In a slightly revised version "In the Cart" was published in the 1898 (second) edition of a charitable compilation called Brotherly Help for the Armenians Who Suffered in Turkey (Братская помощь пострадавшим в Турции армянам). With still more minor cuts, Chekhov included it into Volume 9 of his Collected Works published by Adolf Marks in 1899–1901.

==Background==
V.N. Ladyzhensky in his memoirs remembered how in Melikhovo he had a conversation with Chekhov on the dire conditions which teachers had to live in, in rural Russia. "...Later I recognized some of [what's been said] in the harsh realism of this short story, In the Cart," he wrote in Mir Bozhiy (April 1905).

==Plot==
Maria Vasilyevna, a schoolmistress, returns to her village from the town where she'd been collecting her meager salary (21 rubles, although local folks consider her grossly overpaid: "5 rubles would be more than enough"). The road is as muddy, difficult and seemingly endless as her 13 years in this horrible place have been. At one point, while crossing the river, the cart all but overturns, and she gets knee-deep in icy water. At another she stops for tea in a local tavern full of drunken louts, some of them outright abusive.

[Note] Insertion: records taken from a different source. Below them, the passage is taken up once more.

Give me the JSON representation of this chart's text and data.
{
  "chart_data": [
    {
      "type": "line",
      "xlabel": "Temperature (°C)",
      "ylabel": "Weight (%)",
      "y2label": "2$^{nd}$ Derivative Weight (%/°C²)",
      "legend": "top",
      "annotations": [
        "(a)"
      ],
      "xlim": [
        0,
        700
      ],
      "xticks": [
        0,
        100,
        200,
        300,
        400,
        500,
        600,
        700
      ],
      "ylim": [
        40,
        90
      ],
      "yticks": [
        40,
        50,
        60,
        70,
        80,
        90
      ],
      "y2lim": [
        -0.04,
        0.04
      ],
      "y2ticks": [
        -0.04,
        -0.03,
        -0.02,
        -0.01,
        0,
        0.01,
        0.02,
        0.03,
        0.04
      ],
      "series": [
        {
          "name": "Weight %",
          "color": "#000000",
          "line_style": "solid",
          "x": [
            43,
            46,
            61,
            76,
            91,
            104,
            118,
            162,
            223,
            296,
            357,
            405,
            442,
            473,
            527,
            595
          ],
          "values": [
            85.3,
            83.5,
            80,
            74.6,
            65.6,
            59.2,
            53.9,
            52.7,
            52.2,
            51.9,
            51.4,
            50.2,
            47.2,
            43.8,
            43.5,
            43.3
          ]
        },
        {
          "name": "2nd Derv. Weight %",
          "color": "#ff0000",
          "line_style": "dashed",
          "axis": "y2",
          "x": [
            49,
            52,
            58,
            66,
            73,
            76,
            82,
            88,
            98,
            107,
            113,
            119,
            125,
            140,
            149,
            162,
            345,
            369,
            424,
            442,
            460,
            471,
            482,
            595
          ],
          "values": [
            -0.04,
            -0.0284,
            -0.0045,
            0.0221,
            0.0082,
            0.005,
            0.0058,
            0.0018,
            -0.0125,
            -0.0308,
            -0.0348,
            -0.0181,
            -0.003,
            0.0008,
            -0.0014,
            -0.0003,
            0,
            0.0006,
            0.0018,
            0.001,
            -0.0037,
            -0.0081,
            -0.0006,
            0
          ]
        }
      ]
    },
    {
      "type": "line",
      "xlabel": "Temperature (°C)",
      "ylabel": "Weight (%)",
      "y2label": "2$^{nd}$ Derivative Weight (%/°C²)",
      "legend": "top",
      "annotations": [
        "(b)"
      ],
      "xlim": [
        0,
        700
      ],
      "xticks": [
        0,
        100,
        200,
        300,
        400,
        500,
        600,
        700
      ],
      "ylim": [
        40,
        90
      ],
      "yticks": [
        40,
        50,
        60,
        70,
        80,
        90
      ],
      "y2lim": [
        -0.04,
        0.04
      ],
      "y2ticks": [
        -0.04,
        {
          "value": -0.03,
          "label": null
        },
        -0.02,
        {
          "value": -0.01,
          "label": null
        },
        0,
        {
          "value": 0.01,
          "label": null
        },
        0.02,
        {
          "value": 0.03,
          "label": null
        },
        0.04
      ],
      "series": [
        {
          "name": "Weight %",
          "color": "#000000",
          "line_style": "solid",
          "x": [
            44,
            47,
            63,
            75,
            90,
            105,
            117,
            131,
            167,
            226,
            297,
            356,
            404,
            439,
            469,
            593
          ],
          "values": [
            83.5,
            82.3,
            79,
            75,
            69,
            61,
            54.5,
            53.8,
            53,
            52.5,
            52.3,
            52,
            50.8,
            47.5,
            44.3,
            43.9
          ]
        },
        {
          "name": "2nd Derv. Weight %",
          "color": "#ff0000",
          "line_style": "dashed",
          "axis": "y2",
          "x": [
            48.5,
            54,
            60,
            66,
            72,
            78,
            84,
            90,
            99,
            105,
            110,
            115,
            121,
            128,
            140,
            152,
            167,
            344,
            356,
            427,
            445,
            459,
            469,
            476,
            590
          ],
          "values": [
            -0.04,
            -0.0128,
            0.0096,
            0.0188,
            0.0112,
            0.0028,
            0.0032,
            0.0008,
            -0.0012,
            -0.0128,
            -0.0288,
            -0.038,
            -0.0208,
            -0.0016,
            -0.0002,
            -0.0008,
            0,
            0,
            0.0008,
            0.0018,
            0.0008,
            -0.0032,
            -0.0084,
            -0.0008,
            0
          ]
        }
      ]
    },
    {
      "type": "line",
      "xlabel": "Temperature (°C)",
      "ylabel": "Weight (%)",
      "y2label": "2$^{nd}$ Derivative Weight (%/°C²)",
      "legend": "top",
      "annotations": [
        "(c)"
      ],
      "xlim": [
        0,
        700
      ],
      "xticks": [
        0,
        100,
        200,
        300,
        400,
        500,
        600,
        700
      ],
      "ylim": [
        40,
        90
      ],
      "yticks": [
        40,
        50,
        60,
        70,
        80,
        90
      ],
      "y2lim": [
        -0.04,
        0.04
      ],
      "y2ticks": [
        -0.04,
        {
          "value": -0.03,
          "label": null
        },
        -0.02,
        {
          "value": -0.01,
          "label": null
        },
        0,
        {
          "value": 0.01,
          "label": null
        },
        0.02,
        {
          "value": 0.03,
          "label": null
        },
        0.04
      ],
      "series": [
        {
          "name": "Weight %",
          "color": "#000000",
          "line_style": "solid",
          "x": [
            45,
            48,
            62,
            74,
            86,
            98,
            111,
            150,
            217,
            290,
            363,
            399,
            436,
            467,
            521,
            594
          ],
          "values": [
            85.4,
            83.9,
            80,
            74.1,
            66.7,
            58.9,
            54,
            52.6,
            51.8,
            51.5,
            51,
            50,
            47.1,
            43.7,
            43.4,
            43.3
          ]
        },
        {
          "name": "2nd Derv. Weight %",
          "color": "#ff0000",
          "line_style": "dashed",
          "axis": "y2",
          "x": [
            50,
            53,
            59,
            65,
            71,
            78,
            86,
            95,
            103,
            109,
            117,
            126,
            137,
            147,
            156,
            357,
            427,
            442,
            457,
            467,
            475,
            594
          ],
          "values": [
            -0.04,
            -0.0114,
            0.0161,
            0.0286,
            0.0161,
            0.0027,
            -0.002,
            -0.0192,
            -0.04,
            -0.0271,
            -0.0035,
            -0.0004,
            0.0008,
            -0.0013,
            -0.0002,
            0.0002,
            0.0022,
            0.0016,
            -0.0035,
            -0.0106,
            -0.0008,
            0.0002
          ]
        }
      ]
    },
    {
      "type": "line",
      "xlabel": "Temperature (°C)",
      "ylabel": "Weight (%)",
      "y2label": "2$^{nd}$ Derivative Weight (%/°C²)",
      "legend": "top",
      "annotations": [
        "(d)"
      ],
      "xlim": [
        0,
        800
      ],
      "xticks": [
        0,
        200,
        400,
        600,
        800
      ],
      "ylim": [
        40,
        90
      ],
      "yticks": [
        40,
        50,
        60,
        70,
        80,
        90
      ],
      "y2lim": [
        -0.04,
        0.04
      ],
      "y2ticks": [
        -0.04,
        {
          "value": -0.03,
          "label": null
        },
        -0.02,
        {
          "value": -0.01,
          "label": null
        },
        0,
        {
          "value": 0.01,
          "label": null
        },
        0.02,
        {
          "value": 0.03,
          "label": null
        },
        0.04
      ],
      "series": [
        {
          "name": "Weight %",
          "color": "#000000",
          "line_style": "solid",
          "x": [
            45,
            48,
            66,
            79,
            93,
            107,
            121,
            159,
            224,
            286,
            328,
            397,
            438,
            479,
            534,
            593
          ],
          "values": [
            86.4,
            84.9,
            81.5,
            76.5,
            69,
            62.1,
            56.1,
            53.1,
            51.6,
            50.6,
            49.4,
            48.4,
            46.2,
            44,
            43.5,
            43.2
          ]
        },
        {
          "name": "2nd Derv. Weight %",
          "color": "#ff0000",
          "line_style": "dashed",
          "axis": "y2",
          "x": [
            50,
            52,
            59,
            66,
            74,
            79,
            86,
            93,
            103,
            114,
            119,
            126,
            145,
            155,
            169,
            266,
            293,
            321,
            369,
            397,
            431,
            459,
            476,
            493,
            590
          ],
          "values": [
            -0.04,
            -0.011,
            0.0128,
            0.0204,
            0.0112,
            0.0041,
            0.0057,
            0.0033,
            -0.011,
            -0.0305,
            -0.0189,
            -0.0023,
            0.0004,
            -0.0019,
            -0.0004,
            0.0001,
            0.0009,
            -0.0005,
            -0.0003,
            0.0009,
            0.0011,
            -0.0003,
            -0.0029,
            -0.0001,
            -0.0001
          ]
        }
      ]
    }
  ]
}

She meets the local landlord Khanov, once good-looking, but now a miserable, dreary man and, apparently, already an alcoholic. She imagines him to be a kindred spirit, but could they ever become partners? No, she has to admit: this horrible life has killed in her all attractiveness, almost stripped her of femininity. In a haze, she tries to remember details of her earlier life, but almost all of it has been erased by the years of hard, thankless and, in the end, meaningless labour. At a railway barrier, watching the train passing by, she sees in it a woman who looks very much like her late mother.

She bursts into tears, then Khanov again drives up, and suddenly, seeing him she imagines "...happiness such as she had never had". She smiles to him as an equal and a friend, and it seems to her that "...her happiness, her triumph, [is] glowing in the sky and on all sides, in the windows and on the trees. Her father and mother had never died, she had never been a schoolmistress, it was a long, tedious, strange dream, and now she had awakened..." He invites her up into his cart in a nonchalant, almost dismissive way, and... the vision disappears. Again she is alone in the world of hopelessness.

== Reception==
Among the people who thanked Chekhov for the story in their letters was his sister Maria. Ignaty Potapenko in his December 1897 letter expressed his 'delight' too. S. Ashevsky in his essay "Our Teachers in Chekhov's Stories" (Obrazovaniye, April 1904) used the character of Maria Vasilyevna in his description of the dire state of the Imperial Russian's 'people's pedagogy'. "It's hard to find in the whole Russian literature the truer testament for the joyless existence of Russian teachers in the rural province, than this short story, complementing perfectly 'A Dreary Story' and 'The Man in the Case'," he argued.

Leo Tolstoy on 21 December 1897 (the day of its publication) left a short note on the story in his diary: "In terms of artfulness, superb, but he becomes didactic when trying to give meaning to it".